After a three-hour rain delay, and another eleven minute break in the fourth inning, Alabama staged a comeback that will surely go down in Crimson Tide history, using a four-run fourth inning to beat the Oklahoma Sooners 5-4 and win the national championship for the first time in school history.
With Alabama trailing Oklahoma 3-1 in the bottom of the fourth, the umpires called time on the game after Ricketts threw a series of wild pitches that advanced Alabama sophomore Kaila Hunt from first base all the way home.
During the delay, the Sooners sat solemnly in their dugout, waiting on the drizzle to pass, while the Tide players danced and cheered, firing up the stagnant Alabama faithful that had made the trip to Oklahoma City.
That was all the inspiration the Tide needed, which came storming back as soon as play resumed.

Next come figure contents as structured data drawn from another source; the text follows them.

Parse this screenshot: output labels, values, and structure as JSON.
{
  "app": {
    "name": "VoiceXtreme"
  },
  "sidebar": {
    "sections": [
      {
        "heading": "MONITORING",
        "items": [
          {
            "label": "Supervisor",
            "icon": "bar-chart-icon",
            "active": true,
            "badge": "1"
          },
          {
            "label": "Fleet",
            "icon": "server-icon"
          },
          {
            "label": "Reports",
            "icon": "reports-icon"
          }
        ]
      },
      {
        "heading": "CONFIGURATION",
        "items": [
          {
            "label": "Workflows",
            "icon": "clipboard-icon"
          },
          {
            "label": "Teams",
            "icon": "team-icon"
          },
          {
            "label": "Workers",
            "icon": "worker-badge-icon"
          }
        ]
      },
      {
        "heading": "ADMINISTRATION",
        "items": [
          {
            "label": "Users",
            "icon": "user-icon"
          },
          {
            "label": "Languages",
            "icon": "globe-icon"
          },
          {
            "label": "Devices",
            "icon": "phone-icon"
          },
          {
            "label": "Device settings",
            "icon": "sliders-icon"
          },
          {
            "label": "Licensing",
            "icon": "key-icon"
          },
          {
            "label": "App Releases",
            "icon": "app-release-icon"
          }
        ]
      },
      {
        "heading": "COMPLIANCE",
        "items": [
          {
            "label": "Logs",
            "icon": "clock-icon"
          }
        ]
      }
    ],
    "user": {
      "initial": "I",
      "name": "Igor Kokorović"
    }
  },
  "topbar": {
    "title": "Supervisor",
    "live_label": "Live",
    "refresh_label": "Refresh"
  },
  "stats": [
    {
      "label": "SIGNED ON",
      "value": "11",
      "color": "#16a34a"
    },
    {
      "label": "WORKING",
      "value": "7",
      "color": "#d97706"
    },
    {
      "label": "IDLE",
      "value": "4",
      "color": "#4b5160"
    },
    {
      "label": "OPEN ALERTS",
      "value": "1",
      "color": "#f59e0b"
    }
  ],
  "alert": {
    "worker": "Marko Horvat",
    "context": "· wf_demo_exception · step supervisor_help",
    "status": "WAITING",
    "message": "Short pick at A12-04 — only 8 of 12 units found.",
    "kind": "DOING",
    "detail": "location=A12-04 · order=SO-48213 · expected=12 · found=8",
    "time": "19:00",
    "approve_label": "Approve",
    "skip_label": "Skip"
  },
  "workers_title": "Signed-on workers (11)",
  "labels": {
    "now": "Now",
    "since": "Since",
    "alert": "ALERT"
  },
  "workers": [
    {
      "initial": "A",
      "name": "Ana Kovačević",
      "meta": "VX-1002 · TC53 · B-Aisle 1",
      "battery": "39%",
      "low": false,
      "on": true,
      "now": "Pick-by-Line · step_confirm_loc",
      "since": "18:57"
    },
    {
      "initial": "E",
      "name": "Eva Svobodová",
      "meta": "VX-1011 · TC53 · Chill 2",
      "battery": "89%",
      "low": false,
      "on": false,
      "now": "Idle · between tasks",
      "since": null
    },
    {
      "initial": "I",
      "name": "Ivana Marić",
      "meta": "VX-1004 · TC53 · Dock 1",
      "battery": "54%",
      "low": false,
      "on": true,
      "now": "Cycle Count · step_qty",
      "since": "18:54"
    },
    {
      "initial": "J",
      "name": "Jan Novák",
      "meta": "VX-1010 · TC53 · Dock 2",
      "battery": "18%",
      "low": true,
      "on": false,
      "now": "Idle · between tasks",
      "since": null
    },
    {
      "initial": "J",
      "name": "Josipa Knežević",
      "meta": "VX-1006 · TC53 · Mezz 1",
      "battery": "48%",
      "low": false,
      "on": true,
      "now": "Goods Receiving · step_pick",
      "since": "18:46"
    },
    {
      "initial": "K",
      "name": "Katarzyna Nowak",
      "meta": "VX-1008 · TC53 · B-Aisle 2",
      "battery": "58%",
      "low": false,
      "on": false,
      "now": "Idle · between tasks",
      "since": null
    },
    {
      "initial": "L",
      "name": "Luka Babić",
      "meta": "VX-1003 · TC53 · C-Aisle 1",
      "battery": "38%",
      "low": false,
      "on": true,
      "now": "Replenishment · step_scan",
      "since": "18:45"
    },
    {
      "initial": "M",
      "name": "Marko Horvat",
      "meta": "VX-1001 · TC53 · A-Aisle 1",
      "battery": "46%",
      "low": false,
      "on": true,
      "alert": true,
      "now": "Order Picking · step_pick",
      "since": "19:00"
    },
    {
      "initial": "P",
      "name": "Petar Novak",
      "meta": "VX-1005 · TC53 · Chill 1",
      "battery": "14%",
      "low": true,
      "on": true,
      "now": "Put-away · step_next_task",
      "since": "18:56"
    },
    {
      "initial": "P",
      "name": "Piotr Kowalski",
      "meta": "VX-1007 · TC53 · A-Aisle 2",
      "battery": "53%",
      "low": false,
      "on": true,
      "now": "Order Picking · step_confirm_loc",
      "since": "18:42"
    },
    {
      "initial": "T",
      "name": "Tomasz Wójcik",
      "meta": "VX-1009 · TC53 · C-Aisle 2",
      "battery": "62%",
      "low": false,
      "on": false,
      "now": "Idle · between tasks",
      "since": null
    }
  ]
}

Senior Amanda Locke sent a double to left field that scored senior Kendall Dawson, then junior Courtney Conley doubled up the middle to score Locke and tie the game. It looked like the inning would end when senior Jazlyn Lunceford hit a routine groundball to the shortstop, but a throwing error scored Dawson and put the Tide ahead.
“That rally was incredible,” Murphy told ESPN’s Holly Rowe after the game. “That’s the story with this group. They never give up.”
Alabama right-hander Jackie Traina capped her historic season with another bend-but-don’t-break performance in the circle. Traina, who was named the Women’s College World Series Most Outstanding Player, pitched all seven innings, allowing four earned runs on just five hits. She also struck out six and set the school record for strikeouts in a season.
The fourth-inning rally proved to be the turning point in a game that Oklahoma dominated from the start.
The Sooners struck first and struck often, starting with a solo home run from Ricketts in the second inning. In the third, Lauren Chamberlain hit a two-run shot that put the Sooners up 3-0 and appeared to shatter the morale of an Alabama team that entered the game with a sharp focus.
But the brief delay seemed to ignite the fire put out by the early scores and proved to be the difference in the winner-take-all game three.
The Tide added an insurance run in the fifth inning on an RBI single from Traina. Oklahoma hit a solo home run in the seventh to bring the game within one, but Traina, as she has all year, regrouped and struck out the next batter to win the championship.